Trend examines the challenge of building a world-class museum in what he says was a “desert state which, 50 years ago, was little more than a scattering of fishing villages”.
Thanks to the combination of French expertise and the vision of a universal museum, “Abu Dhabi suddenly looks like a much more interesting city”, he says.
Two of the sternest critics of the project were The New York Times and The Guardian in London. Both frequently published critical articles.
But from their reviews, both seem to have been won over, at least in part. Oliver Wainwright in The Guardian described the impact of the building and the water that surrounds it, as “mesmerising.”
“Standing beneath this vast cosmic dome, with rays of light piercing through its layers of star-shaped latticework casting dapples across the facades of the white concrete buildings, you feel transported to another realm,” he writes.
Of the museum’s finishing touches, he says: “It feels like they had too much money to spend.” But he notes that Louvre Abu Dhabi’s slogan, “See humanity in a new light”, is “exactly what this project forces you to do”.
The New York Times review frames the museum in the wider context of the politics of the region and the UAE’s projection of soft power.

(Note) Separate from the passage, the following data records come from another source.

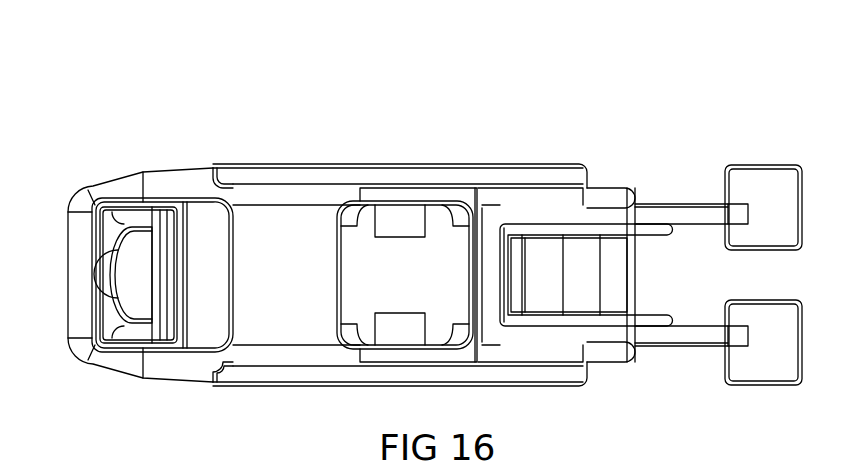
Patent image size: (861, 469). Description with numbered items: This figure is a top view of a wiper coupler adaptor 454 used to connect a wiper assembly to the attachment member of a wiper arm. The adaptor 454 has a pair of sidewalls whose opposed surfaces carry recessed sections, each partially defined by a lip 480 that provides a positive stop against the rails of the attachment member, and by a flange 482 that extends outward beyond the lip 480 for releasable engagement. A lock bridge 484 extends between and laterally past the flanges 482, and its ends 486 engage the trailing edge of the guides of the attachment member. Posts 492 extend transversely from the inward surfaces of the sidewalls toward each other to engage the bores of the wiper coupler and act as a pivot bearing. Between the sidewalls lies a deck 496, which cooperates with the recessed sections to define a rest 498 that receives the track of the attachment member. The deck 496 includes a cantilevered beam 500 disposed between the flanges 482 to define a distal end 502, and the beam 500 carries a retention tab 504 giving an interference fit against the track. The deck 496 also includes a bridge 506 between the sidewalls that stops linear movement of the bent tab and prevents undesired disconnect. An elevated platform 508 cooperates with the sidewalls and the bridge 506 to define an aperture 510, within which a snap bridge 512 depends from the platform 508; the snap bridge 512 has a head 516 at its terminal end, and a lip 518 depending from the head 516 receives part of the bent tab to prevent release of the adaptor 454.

The wiper coupler adaptor 454 is at (265, 97).
The lip 480 is at (548, 175).
The flange 482 is at (664, 215).
The lock bridge 484 is at (803, 337).
The ends 486 is at (776, 178).
The posts 492 is at (399, 218).
The deck 496 is at (490, 210).
The rest 498 is at (288, 236).
The cantilevered beam 500 is at (617, 253).
The distal end 502 is at (588, 290).
The retention tab 504 is at (543, 295).
The bridge 506 is at (485, 287).
The elevated platform 508 is at (82, 283).
The aperture 510 is at (187, 243).
The snap bridge 512 is at (105, 190).
The head 516 is at (132, 252).
The lip 518 is at (152, 275).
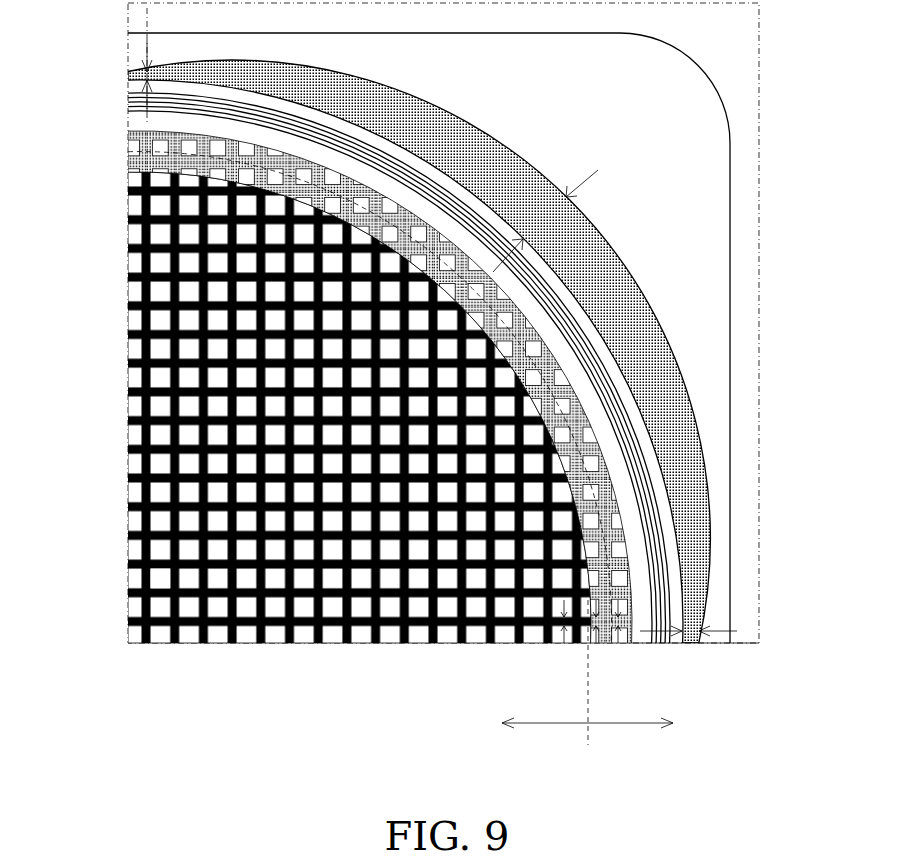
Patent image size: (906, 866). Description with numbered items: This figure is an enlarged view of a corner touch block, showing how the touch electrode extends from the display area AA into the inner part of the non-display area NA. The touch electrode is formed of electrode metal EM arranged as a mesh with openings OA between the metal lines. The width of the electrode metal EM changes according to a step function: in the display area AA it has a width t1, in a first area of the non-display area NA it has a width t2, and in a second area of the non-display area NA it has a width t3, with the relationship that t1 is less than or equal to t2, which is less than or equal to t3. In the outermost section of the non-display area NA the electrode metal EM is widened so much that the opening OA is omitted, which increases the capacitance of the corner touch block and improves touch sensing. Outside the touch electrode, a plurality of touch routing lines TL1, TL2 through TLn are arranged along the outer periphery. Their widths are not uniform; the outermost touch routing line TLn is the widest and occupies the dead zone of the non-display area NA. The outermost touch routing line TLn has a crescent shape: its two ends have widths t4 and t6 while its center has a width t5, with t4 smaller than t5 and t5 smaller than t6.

The outermost touch routing line TLn is at (128, 78).
The touch routing line TL2 is at (128, 99).
The touch routing line TL1 is at (128, 108).
The electrode metal EM is at (141, 522).
The opening OA is at (158, 579).
The width of the electrode metal in the display area t1 is at (565, 630).
The width of the electrode metal in the first area of the non-display area t2 is at (597, 630).
The width of the electrode metal in the second area of the non-display area t3 is at (620, 630).
The width of one end of the outermost touch routing line t4 is at (698, 629).
The width of the center of the outermost touch routing line t5 is at (555, 211).
The width of the other end of the outermost touch routing line t6 is at (155, 66).
The display area AA is at (545, 675).
The non-display area NA is at (630, 734).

The article, by Doreen Carvajal, describes the museum’s history as “turbulent”.
She writes of “a saga of economic downturn, collapsing oil prices, regional political tensions and fierce French intellectual debates about the risks of lending its national treasures to the Middle East in exchange for petrodollars”.
But the result is: “Through it all, the Louvre Abu Dhabi has brought together East and West”.
Away from the experts, the museum already features on TripAdvisor, with three reviews and an “excellent” rating before it has opened to the public.
Users of the website, who are ordinary travellers, have voted the Sheikh Zayed Grand Mosque the world’s second most popular tourist attraction.